As I mentioned when discussing the user interface at the start of this post when the iPad toolbar system action button is touched the action sheet, if it is already visible, should be dismissed. So the first thing we do is check if the action sheet is visible and dismiss it if it is. You can dismiss an action sheet using the dismissWithClickedButtonIndex:animated method. Since in this case we do not want to specify an action we pass a button index (-1) that we are sure does not correspond to a valid button.

We perform a similar test for the printer options window using the picVisible property we previously defined to keep track of when the print interaction controller view is displayed. One potential pitfall here is that when we call dismissAnimated on the shared print controller to dismiss the printer options it appears that the corresponding delegate method (printInteractionControllerDidDismissPrinterOptions) is not called. To ensure we keep track of when the printer options are visible we need to clear the boolean picVisible property at this point rather than relying on the call to the delegate method to do it for us.

Finally if we are sure that we are not dismissing either the action sheet or the printer options we can present the action sheet to the user. The way we present the action sheet depends on whether we are running on the iPhone or iPad so we again use UI_USER_INTERFACE_IDIOM to select the correct method. For the iPad the action sheet is shown using showFromBarButtonItem:animated so that it originates from the action button on the toolbar. On the iPhone the showInView method is used and the view is presented modally sliding up from the bottom.
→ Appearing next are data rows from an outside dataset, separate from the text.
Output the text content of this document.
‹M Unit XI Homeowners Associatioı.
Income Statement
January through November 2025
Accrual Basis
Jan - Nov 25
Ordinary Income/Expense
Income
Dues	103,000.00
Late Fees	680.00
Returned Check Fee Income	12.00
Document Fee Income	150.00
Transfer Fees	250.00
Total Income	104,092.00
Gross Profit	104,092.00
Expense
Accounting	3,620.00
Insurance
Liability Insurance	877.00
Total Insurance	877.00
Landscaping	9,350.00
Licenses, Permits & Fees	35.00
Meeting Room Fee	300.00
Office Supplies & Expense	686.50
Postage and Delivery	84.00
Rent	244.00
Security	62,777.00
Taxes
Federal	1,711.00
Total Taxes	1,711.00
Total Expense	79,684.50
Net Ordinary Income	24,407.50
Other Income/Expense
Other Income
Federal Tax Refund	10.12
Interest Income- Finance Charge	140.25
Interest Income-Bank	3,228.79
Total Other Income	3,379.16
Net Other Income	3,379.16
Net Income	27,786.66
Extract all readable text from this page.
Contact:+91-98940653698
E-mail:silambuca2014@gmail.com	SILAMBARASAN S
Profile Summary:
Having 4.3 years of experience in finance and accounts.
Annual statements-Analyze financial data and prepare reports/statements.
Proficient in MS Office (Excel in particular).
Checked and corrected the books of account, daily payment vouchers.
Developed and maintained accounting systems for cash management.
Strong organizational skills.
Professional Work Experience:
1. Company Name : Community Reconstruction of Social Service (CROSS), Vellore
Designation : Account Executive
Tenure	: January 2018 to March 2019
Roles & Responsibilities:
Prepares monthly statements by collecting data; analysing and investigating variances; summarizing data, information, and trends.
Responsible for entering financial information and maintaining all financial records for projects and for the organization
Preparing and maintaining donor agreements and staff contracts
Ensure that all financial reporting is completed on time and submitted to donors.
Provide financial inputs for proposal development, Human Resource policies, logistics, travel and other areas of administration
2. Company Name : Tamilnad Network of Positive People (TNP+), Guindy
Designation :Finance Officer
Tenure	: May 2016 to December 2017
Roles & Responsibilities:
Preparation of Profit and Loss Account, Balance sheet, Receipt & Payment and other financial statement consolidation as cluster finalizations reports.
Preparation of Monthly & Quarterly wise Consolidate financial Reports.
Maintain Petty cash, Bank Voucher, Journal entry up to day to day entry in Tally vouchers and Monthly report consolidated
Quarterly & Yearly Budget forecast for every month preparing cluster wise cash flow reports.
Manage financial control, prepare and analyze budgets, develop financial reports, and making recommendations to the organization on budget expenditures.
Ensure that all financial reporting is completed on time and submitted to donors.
Handling Action Sheet Delegate Methods

When the UIActionSheet is created the delegate is set to the current view controller (self) which must then implement actionSheet:clickedButtonAtIndex: to process the buttons we added to the sheet. The implementation of this method in our WebViewController is simple:

- (void)actionSheet:(UIActionSheet *)actionSheet
        clickedButtonAtIndex:(NSInteger)buttonIndex {

  switch (buttonIndex) {
    case 0:
      [self openInBrowser];
      break; 

    case 1:
      [self openInEmail];
      break;

    case 2:
      [self printWebView];
      break;

    default:
      break;
  }
}

Depending on which button was touched (if any) we invoke the appropriate action method to open the link in an external browser, open an email message containing the link or to print the web view. We have already seen the printWebView method in the previous posts and the openInBrowser and openInEmail methods are trivial so I will not show the details here (refer to the example code if you are interested).

Finishing Up

There is one final iPad related issue we need to take care of before we are done which is to handle dismissing the popover window when the WebViewController view disappears. Since on the iPad the UIActionSheet is presented as a popover rather than modally there is nothing to stop the user touching the back button to return to the home screen. In that situation we need to make sure we remove the popover window from the screen. The viewWillDisappear method already contains some code to dismiss the printer options window so we can make a small modification to also check for and dismiss the action sheet as follows:

- (void)viewWillDisappear:(BOOL)animated {
  ...

  if (UI\_USER\_INTERFACE_IDIOM() == UIUserInterfaceIdiomPad) {

    if ([self isPicVisible]) {
      UIPrintInteractionController *pc = [UIPrintInteractionController
                                          sharedPrintController];
      [pc dismissAnimated:animated];
      self.picVisible = NO;
    }

    if ([self.actionSheet isVisible]) {
      [self.actionSheet dismissWithClickedButtonIndex:-1 animated:NO];
    }
  }
}

As always the example code for this post can be found here or in my CodeExamples git hub repository.